La Finlande intègre la dissuasion nucléaire avancée française, dixième pays européen à le faire

Dans un contexte de tensions croissantes en Europe, la Finlande a annoncé son adhésion à la dissuasion nucléaire avancée proposée par la France. Ce nouveau partenariat, dévoilé ce lundi, marque un tournant significatif dans la dynamique sécuritaire européenne. La Finlande devient ainsi le dixième pays à rejoindre cette initiative, suite à la Norvège qui avait fait de même en juin dernier.

EN BREF

  • La Finlande rejoint la dissuasion nucléaire avancée de la France.
  • Ce partenariat vise à renforcer la sécurité européenne sans partage de décision.
  • Un groupe de pilotage nucléaire sera établi pour mettre en œuvre cette coopération.

Cette initiative, lancée par le président Emmanuel Macron en mars, vise à renforcer la dimension européenne de la dissuasion française. Toutefois, il est clair que la décision finale reste entre les mains de l’État français, ce qui souligne l’importance stratégique de cette coopération. Parmi les premiers pays à avoir adhéré à ce concept, on retrouve le Royaume-Uni, l’Allemagne, la Pologne, les Pays-Bas, la Belgique, la Grèce, la Suède, et le Danemark.

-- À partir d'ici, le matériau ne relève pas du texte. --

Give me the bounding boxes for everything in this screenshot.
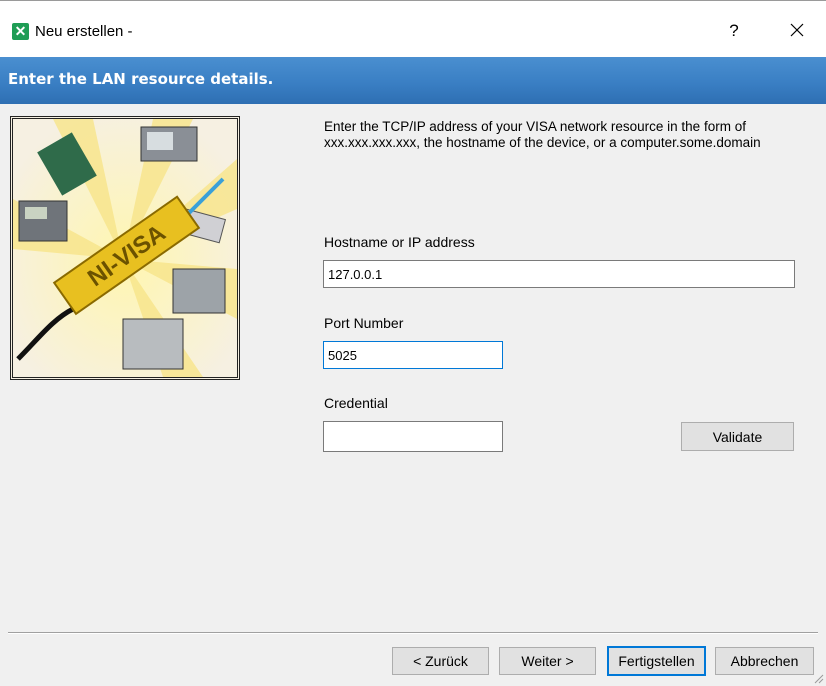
credential-input[interactable] [323,421,503,452]
next-button[interactable]: Weiter > [499,647,596,675]
footer-separator [8,632,818,633]
pxi-chassis-image [122,318,184,370]
banner-title: Enter the LAN resource details. [8,70,274,88]
resize-grip-icon[interactable] [812,672,824,684]
window-title: Neu erstellen - [35,23,133,40]
chassis-image [172,268,226,314]
ni-visa-illustration: NI-VISA [13,119,237,377]
hostname-input[interactable] [323,260,795,288]
wizard-illustration: NI-VISA [10,116,240,380]
cancel-button[interactable]: Abbrechen [715,647,814,675]
title-bar: ✕ Neu erstellen - ? [0,0,826,57]
app-icon: ✕ [12,23,29,40]
instructions-text: Enter the TCP/IP address of your VISA ne… [324,119,761,150]
validate-button[interactable]: Validate [681,422,794,451]
close-button[interactable] [782,15,812,45]
close-icon [790,23,804,37]
back-button[interactable]: < Zurück [392,647,489,675]
port-number-label: Port Number [324,315,404,331]
hostname-label: Hostname or IP address [324,234,475,250]
credential-label: Credential [324,395,388,411]
port-number-input[interactable] [323,341,503,369]
help-button[interactable]: ? [724,17,744,45]
finish-button[interactable]: Fertigstellen [607,646,706,676]
header-banner: Enter the LAN resource details. [0,57,826,104]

La déclaration conjointe des deux nations a été faite dans le cadre d’un partenariat stratégique qui sera formalisé à Helsinki par les ministres des Affaires étrangères. Ce partenariat est perçu comme un développement majeur pour la sécurité européenne et pour la coopération bilatérale. Il permettra non seulement de signaler des menaces potentielles, mais aussi de gérer l’escalade sans franchir le seuil nucléaire.

Etienne Marcuz, analyste en armement stratégique, a souligné sur le réseau X que l’intégration de la Finlande à ce dispositif élargit le champ des cibles potentielles pour la France, permettant ainsi une flexibilité accrue dans la gestion des tensions, en particulier face à la Russie. Cette décision est d’autant plus pertinente que la Finlande partage une frontière de 1.340 kilomètres avec son voisin russe, qui est perçu comme de plus en plus menaçant depuis le début de la guerre en Ukraine.

Le président finlandais, Alexander Stubb, a commenté cette initiative en affirmant qu’elle vise principalement à renforcer la sécurité européenne et à prévenir les escalades, tout en précisant qu’elle ne doit pas se substituer à la dissuasion de l’OTAN. Il a également souligné que la Finlande ne souhaite pas voir des armes nucléaires stationner sur son territoire en temps de paix, affirmant que le cadre prioritaire d’action reste l’OTAN et l’Union européenne.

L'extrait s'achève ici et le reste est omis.